The veteran broadcaster, 80, will be replaced in the New Year by news anchor Fiona Bruce.
So as Dimbleby finally signs off on Thursday evening from Southwark, London, we remember some of his best ‘Question Time’ moments.
Schooling Piers Morgan over his language
David Dimbleby drew plenty of applause from an audience in Slough, Berks, when he floored journalist Piers Morgan with a riposte over language.
Morgan appeared to rile Dimbleby when he referred to ‘Question Time’ as a “show” rather than a programme. A flustered Morgan was interrupted by delighted spectators.
Telling audience member he won’t “live long enough” to see Brexit
Dimbleby’s ability to delivery scathing jibes at an audience member’s expense – and get them to laugh along anyway – was perfectly demonstrated in this September 2016 exchange.
Speaking about delays to the Brexit process, then cabinet minister Priti Patel insisted it was not about the speed of Britain’s exit from the EU – to which Dimbleby pointed at the questioner and said: “Well it is for him because he wants action - he’s not going to live long enough.”
Telling Terry Christian he was “boring”
Dimbleby didn’t hold back when attempting to chair a panel which included ardent Remainer Terry Christian.
As Christian began to pontificate on Brexit, Dimbleby swiftly rebuked the controversial broadcaster, by telling him he was “boring”.
“Stop, stop, stop, stop,” Dimbleby said to applause. “You’re getting boring. Boring!”
Asking a shouty Plymouth man to leave the studio
In June 2017, Dimbleby sparked headlines when he asked a member of an audience in Plymouth to leave the studio for repeatedly heckling guests.
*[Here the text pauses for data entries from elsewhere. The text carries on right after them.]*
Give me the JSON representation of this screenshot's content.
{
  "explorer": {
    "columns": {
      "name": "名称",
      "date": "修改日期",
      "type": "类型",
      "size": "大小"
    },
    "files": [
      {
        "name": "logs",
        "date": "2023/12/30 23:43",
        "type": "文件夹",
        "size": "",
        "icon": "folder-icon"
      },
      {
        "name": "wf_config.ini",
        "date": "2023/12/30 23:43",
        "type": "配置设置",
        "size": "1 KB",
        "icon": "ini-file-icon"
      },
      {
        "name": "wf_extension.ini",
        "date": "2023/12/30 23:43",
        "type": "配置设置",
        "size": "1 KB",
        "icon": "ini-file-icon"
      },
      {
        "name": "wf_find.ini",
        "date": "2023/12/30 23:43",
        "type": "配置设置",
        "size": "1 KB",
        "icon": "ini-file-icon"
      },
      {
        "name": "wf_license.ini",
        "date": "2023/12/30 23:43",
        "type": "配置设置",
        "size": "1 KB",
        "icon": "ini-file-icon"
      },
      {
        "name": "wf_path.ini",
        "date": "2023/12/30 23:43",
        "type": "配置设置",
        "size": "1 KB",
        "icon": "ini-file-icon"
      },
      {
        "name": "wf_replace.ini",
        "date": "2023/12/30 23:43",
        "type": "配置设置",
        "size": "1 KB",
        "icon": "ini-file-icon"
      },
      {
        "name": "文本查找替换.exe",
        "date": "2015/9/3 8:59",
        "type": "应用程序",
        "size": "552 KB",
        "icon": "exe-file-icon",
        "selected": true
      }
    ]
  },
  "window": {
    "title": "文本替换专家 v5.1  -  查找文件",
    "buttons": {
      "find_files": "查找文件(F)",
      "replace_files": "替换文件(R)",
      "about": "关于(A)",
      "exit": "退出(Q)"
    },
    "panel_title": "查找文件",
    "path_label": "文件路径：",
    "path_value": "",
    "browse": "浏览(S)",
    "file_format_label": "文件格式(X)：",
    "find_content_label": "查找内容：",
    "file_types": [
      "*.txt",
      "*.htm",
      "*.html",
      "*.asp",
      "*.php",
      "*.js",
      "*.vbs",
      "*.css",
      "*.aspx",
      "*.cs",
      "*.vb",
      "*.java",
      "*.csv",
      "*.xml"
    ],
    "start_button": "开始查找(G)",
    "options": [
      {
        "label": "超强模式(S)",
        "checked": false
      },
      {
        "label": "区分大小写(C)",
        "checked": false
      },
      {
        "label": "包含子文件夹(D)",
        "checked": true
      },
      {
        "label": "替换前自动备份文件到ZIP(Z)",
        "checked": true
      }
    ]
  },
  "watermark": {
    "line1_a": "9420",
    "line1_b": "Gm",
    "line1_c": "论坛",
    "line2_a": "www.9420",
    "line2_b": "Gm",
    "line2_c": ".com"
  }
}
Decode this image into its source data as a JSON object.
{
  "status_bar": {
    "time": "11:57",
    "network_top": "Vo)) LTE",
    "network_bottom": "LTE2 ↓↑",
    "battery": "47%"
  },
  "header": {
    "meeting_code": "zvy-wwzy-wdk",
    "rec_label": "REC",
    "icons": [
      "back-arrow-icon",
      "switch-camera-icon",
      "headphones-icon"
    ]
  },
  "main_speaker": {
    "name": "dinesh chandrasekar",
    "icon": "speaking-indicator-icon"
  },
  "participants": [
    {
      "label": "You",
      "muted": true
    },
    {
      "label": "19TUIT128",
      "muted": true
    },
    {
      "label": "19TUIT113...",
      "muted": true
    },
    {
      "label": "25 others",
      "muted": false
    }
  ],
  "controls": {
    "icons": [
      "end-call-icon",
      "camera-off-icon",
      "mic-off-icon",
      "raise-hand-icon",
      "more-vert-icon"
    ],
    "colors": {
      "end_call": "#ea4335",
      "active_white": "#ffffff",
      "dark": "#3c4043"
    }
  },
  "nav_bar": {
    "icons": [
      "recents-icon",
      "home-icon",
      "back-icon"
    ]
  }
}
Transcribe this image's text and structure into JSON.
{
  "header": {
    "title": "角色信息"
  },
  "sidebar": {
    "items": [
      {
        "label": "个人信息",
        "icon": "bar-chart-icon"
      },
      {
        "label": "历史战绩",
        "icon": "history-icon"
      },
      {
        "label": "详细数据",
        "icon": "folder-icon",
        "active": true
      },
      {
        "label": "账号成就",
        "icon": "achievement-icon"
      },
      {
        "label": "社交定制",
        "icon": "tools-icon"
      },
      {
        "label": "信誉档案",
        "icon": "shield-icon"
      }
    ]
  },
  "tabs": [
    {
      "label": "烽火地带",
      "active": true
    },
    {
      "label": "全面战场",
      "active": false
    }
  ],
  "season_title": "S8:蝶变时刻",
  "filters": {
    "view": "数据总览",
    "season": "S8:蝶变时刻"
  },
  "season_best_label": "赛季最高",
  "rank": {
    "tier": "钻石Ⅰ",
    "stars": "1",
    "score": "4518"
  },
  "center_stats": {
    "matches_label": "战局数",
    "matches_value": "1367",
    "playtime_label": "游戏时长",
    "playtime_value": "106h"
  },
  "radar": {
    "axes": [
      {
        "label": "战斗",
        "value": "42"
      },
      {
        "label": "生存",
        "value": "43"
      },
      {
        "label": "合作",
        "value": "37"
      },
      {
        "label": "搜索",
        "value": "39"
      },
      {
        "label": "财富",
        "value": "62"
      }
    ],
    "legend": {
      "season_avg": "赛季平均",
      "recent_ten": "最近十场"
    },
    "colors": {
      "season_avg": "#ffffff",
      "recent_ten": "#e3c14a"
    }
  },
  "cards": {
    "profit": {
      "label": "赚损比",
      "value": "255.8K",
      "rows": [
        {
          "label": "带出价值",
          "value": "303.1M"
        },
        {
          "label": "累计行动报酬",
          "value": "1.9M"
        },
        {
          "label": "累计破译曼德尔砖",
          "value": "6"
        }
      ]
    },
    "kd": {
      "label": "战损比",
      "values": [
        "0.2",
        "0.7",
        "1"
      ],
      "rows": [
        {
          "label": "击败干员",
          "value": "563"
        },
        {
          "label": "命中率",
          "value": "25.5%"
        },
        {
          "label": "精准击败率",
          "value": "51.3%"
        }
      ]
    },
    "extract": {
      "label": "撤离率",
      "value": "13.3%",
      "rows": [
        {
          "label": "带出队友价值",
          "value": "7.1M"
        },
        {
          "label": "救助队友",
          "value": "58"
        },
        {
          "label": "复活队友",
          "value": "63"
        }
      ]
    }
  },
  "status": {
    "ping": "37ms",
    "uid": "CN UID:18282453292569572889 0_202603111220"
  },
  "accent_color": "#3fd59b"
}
“I think you ought to leave, you know,” Dimbleby told the man, prompting a swift exit to audience applause.
Asking a millionaire cabinet minister to justify his expense claims
In 2010, Dimbleby spoke for the nation when he challenged then-Northern Ireland Secretary and millionaire Labour minister, Shaun Woodward, over his expense claim for a mortgage.
Woodward justified his expense claims on account of his not taking a ministerial salary, but the exchange would be remembered as a ‘Question Time’ classic.
Giving the best shade over Brexit
And Dimbleby’s ability to skewer politicians with the most innocent of questions may come to be missed by viewers – as this example from a Belfast recording in 2016 demonstrates.
After listening patiently to an impassioned defence of the government’s handling of Brexit, Dimbleby gently asks then Northern Ireland secretary, Theresa Villiers: “Is it going well so far?”